Providers leaned on technology to get through COVID-19, but now it’s time to fine-tune efforts to protect residents and the bottom line

Information technology has risen to the occasion over the past two years to help skilled nursing providers grapple with COVID-19, but IT executives must now ponder other priorities that may have been overlooked during the pandemic.

COVID laid bare systematic vulnerabilities throughout the healthcare IT infrastructure. The statistics bode poorly for many small businesses like nursing homes. More than half of affected businesses have reported an uptick in cyberattacks — more than 40% of them COVID-related — according to ID Agent, a security firm.

“Cybercrime continues to thrive, but the distraction of COVID leaves senior care organizations vulnerable,” said Jamie Sprague, marketing director for Prime Care Technologies. “Defenses are down, and so are their budgets.”

Ingrid Svensson, chief product officer for MatrixCare, said when new technologies were rapidly adopted at the outset of the pandemic, “many were implemented with less-than-ideal security standards.”

Deric Blattenberger, CenTrak’s general manager of Senior Care, said many of the routine tasks that “have fallen off the radar” include system security risks and IT solution updates.

To Travis Palmquist, interim chief marketing officer and senior vice president of industry marketing at PointClickCare, the most alarming fallout of all is the “black hole” of data sharing, a much relied-upon thing for quality improvements.

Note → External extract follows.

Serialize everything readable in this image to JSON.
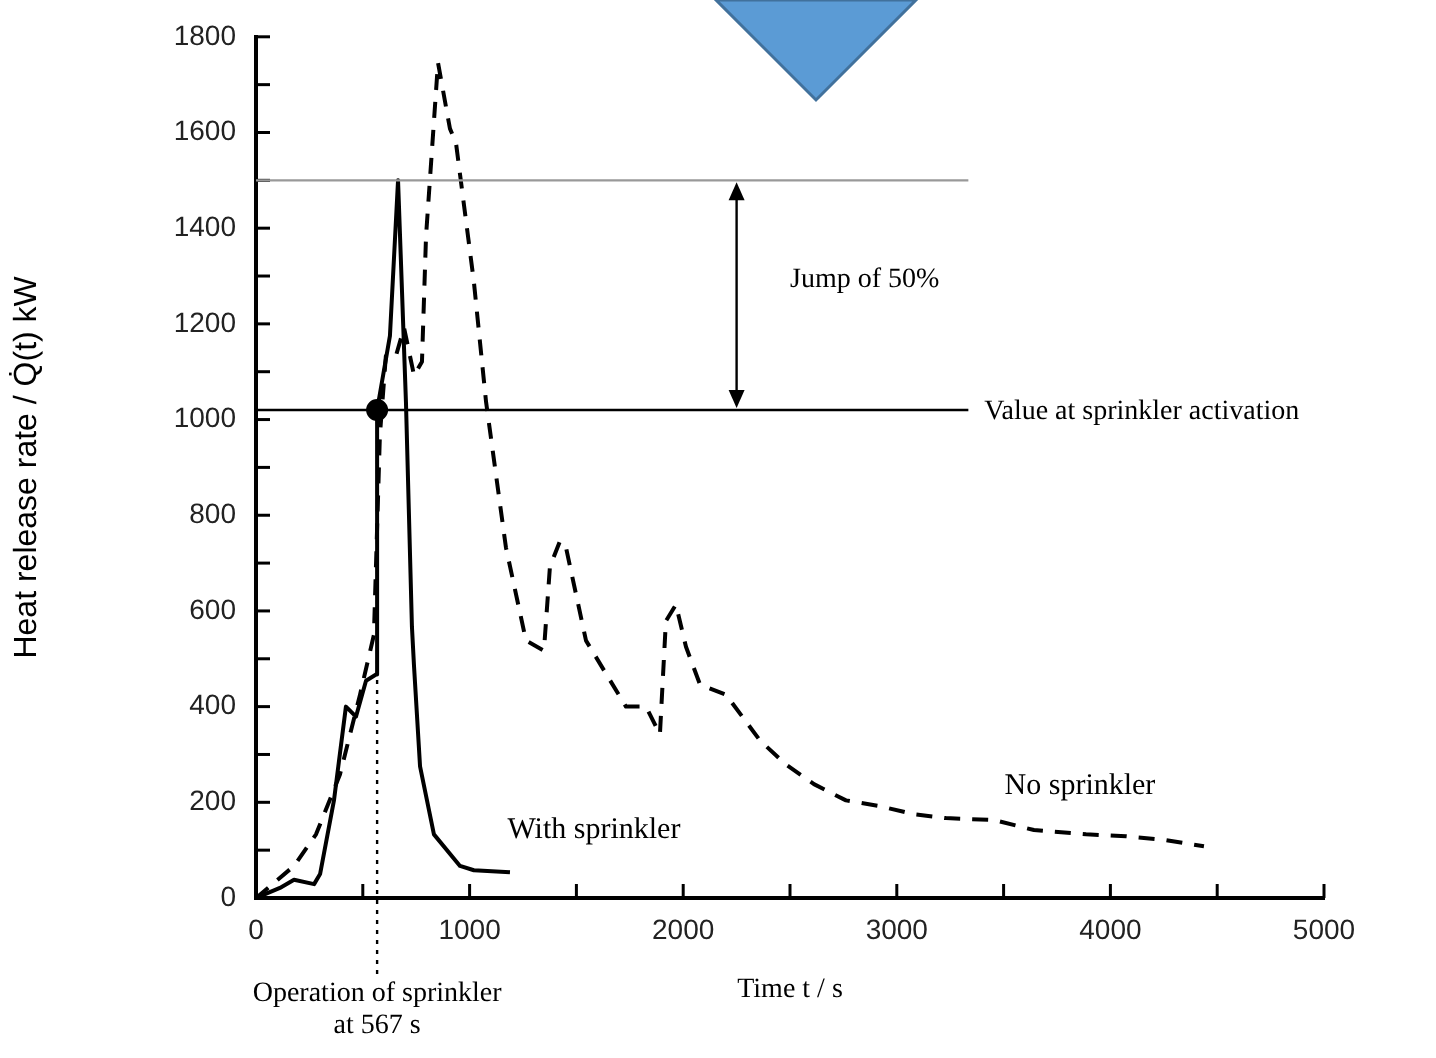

To improve safety in the coming year, Blattenberger advises moving to enterprise-grade “closed” IT systems that ensure continuity and don’t rely on existing (and possibly vulnerable) infrastructures. Automatic updates and patches also are a must, he added.

Svensson sees “a big opportunity for SNFs to leverage EHR-embedded predictive analytics to focus on preventative care and further prioritize patient safety in the face of ongoing workforce shortages.”

Claire Stephens, senior vice president of American HealthTech, sees maximizing IT to improve workflows as an essential path out of the current staffing crisis. With automated revenue cycle management, for example, providers do more with less, she said.